L’apport en boisson doit être complété d’aliments solides, pour éviter un remplissage rapide et excessif de l’estomac en liquide, à l’origine d’un inconfort digestif, une sensation de ballonnement abdominal, qui empêcherait la réalimentation

  • Consommez une boisson de réhydratation : Voici ma recette pour 1 litre d’eau : 2g d’électrolytes, 3g de Créatine Monohydrate, 60gr de Waxy Maize (plus cher que le sucre mais meilleure capacité à accroitre l’absorption intestinale de l’eau et du sucre), 15g de BCAA, 5g de Glutamine. Il faut à peu près 3 litres de boisson étalée sur toute la durée de la réhydratation pour 1 kg perdu par déshydratation.

  • Consommez également une source d'aliments solides comme des fruits secs, abricots secs , raisins secs, banane mure, compote, dattes (si bien tolérée avant).

  • Prenez le temps de boire par petites gorgées et de bien mastiquer ses aliments.

Exemple: 1 boisson + 1 compote.



2-Le repas après pesée:


Le repas qui suit la pesée doit être soigné. En effet, la collation d’après pesée n’est qu’une « réalimentation d’urgence » qui initialise la récupération, mais c’est le repas qui va suivre qui assure pleinement le rôle de réhydratation et de recharge énergétique.


Le premier repas devrait être consommé peu après la collation d'après pesée. Je conseille une petite soupe de légumes avec du sel associé avec un concentré de protéines et d’hydrates de carbones (ratio 4 :1 de glucides par rapport aux protéines).

  • Les Glucides devront être facilement assimilable comme du pain grillé sans gluten, de l'avoine, du riz (ou crême de riz), des pattes sans gluten.

  • Les Protéines devront provenir d’aliments solides maigres (jambon, poisson, viande grillé), d'un yogourt sans lactose ou bien une protéine isolat de haute qualité.

  • Optionnel: Prendre un bain à température ambiante de 10 à 15min pour favoriser la réhydratation par la peau.

Exemples de repas:

  • Sandwich de pain grillé au jambon.

  • Gruau + Whey.

  • Pates sans gluten + Poisson.

  • Potage + Poulet Grillé + Riz.

  • Purée de Carottes + Boulettes de cheval.


Ensuite il faut manger toutes les 3h des repas solides associé à une boisson de réhydratation et se reposer.




3 h avant le combat (dernier repas) :

  • Respect du délai de digestion pour que les besoins sanguins musculaires n’entrent pas en compétition avec ceux liés à la digestion

  • Même type de repas/collation que post-pesée.



Ration d’attente :

  • De 2 h à 30 min avant le combat, toutes les 30 min : boisson réhydratation (voir recette ci-dessus) + fruits secs, barre de céréale, biscuits ou gâteaux secs.

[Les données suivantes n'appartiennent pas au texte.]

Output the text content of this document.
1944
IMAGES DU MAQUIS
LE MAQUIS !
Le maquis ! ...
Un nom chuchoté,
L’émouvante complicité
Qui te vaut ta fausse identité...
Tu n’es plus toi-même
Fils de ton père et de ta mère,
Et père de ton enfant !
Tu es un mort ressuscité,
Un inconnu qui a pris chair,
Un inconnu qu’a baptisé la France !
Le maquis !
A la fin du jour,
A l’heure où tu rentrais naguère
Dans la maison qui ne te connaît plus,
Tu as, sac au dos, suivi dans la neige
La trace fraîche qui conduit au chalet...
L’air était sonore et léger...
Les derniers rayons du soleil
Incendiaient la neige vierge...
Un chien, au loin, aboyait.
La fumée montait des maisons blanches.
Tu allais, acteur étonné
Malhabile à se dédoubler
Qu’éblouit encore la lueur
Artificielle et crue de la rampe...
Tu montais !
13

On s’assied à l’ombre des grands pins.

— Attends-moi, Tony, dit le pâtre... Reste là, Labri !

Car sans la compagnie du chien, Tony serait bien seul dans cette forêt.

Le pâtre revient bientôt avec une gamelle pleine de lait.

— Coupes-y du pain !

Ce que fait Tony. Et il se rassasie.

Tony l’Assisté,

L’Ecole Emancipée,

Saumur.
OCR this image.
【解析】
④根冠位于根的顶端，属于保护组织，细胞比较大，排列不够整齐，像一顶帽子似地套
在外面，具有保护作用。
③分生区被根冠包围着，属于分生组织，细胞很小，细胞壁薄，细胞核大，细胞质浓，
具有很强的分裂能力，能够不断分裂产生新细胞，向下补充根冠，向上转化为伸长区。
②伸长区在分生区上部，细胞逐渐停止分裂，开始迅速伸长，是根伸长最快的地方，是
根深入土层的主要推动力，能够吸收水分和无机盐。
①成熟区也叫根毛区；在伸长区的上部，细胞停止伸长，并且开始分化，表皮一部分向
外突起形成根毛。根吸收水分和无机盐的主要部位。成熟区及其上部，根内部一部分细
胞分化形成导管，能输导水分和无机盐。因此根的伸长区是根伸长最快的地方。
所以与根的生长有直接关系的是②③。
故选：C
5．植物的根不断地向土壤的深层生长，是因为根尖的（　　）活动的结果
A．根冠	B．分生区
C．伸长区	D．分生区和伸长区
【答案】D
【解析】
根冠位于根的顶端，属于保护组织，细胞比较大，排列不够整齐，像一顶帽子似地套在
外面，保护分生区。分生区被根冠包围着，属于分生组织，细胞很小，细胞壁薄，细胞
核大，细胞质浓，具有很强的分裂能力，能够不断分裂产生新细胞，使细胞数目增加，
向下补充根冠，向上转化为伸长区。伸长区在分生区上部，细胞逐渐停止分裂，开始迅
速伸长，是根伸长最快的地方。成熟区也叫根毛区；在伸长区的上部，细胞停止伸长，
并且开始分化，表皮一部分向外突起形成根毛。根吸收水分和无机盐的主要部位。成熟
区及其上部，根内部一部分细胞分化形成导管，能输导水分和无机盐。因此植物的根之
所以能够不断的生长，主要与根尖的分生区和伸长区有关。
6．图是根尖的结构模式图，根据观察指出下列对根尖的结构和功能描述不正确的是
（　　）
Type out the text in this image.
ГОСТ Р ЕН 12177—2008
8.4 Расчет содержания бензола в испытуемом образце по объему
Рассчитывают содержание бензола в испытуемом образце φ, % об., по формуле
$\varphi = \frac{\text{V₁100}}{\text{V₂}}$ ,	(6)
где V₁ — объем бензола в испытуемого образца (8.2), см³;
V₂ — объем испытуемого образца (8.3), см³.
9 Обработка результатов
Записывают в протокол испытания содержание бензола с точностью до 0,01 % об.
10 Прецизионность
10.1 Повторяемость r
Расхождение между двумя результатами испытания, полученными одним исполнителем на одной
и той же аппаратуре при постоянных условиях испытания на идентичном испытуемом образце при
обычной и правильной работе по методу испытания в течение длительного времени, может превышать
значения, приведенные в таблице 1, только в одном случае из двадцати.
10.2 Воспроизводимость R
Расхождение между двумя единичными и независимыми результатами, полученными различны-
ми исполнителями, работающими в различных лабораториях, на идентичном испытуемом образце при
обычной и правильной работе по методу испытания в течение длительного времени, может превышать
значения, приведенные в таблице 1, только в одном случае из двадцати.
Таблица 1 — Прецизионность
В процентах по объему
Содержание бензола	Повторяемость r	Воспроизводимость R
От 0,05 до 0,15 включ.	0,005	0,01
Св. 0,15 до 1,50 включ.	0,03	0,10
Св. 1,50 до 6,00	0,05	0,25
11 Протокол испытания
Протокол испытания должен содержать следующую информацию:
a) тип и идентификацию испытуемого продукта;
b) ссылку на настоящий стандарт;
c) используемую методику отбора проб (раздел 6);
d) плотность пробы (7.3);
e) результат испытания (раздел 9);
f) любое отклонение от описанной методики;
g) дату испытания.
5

  • De 15 à 10 min avant : Juste de l’eau plate.



Pendant l’épreuve :

  • Juste de l’eau plate (pour éviter les hypoglycémies).



Après le combat :

C’est le moment de se faire plaisir, mais attention, il faut limiter sa prise de poids entre les échéances compétitives. Revenir de vacances avec huit kilos de trop ne permet pas d’envisager un travail optimisé. Les efforts consentis pour maigrir seront réalisés au détriment de l’entrainement physique. Il est aussi important de signaler que beaucoup de combattant(e)s qui jouent avec leurs poids peuvent développer de sérieux troubles alimentaires qui les suivront encore bien après la fin de leurs carrières. Alors, faites les choses intelligemment.



Conclusion :

Le combat à catégories de poids est vraiment éprouvant à la fois physiquement et mentalement. Il est important de bien comprendre les enjeux tant sur la santé physique et mentale à choisir une catégorie de poids trop basse. Tant que la passion est là, vivez -là à fond, car la carrière d’un combattant en compétition est souvent courte.